You would take it for granted that every organisation dealing primarily and directly with the public, and as well professing commitment to customer care would be easily reachable by its clients through publicised contact lines. But that isn’t what you get with the National Identity Management Commission (NIMC) despite that it is currently a cynosure, courtesy of ongoing registration for the National Identification Number (NIN) by members of the public and with the deadline set by government for linkage of the NIN with phone numbers by telecoms subscribers only just extended again to the end of 2021.
In posturing as an easily accessible public agency, NIMC on its web page outlined a painstaking customer care interface procedure that in reality could well be a ruse, because if you cared to explore the procedure – as of today, at least – you would hit a stone wall and won’t be near getting through to the commission with enquiries, requests and complaints as it touted. This procedure, said to be presided over by NIMC’s customer care unit, involves four channels of interface with the agency namely email, phone call, direct interface with customer care officers and the social media. But none of these channels is in practical terms available.
The commission touts a general contact line beginning with 0700 that, whenever you call in, perpetually relays a recorded message notifying you all agents are busy and you should rather send a message to 100, which is a bottomless voicemail pit to which you send messages and never get acknowledgement, much less actioned response. There are three other lines being paraded, all beginning with 0815, but calls to these lines get dropped preemptively and never connect. In pretention of keen customer responsiveness, the commission even touts an escalation path where issues not resolved at lower levels could be taken up to the Manager, Customercare and still further to the Principal Manager, but both officials’ phone lines are perpetually ‘not available’ when you call. Meanwhile, other touted contact channels are no better. Mails sent into customercare@nimc.gov.ng as well as servicom@nimc.gov.ng either bounce back or go into ‘God-knows-where’ because there is no automated acknowledgement pending necessary action as is customary in modern communication, and neither eventual response by the agency to issues raised.

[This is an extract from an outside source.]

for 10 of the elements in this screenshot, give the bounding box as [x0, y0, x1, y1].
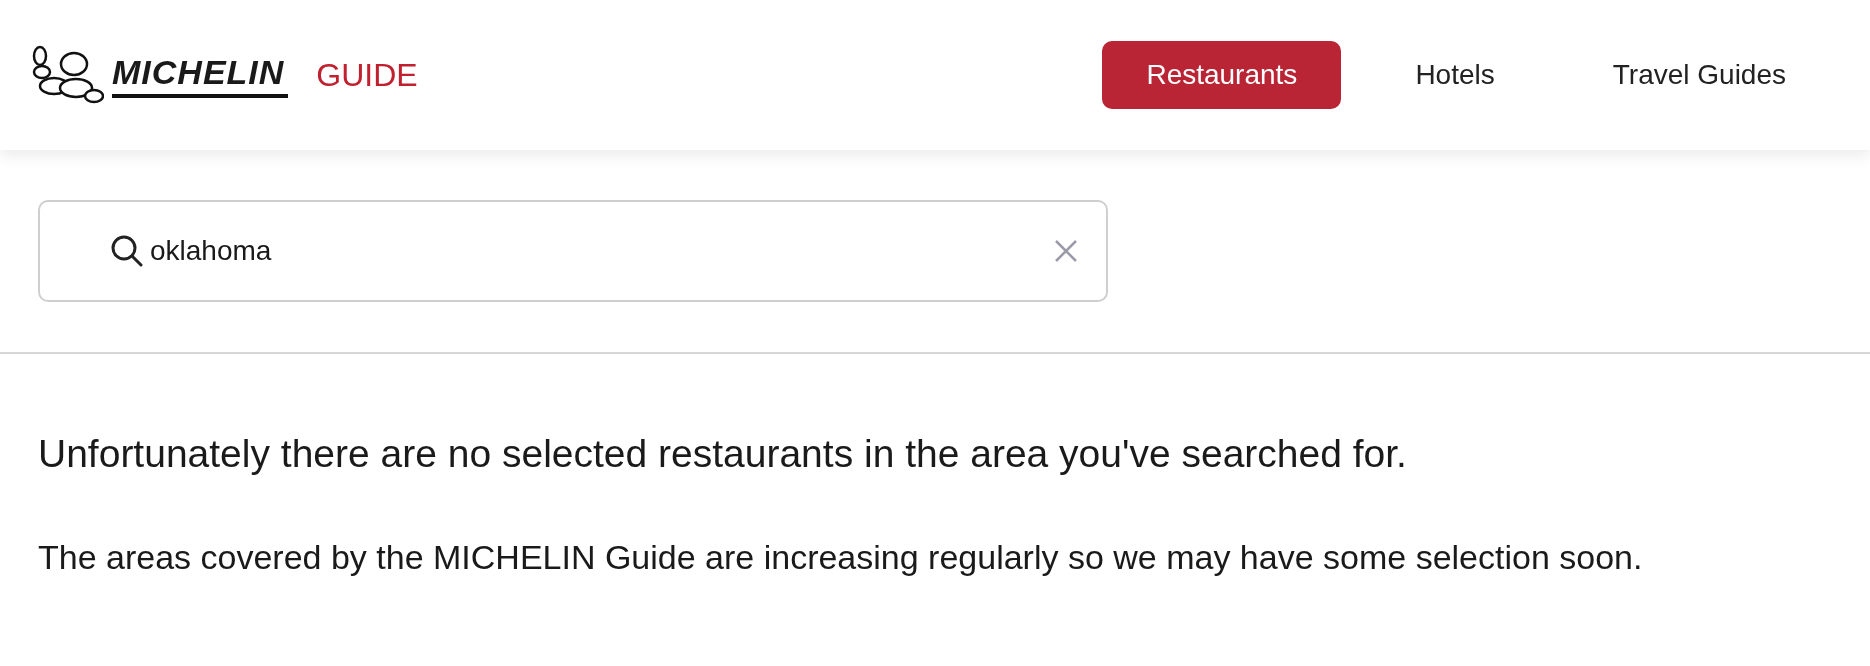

NIMC not only boasts 24-hour service with its contact channels, it touts a response time of within 24 hours, resolution time at first level support within 24 hours, and resolution time at second level support within five working days. But try any of those channels now and you’ll get neither response nor resolution for ever. For an agency under the new age Federal Ministry of Communications and Digital Economy, NIMC’s inaccessibility is grossly antediluvian.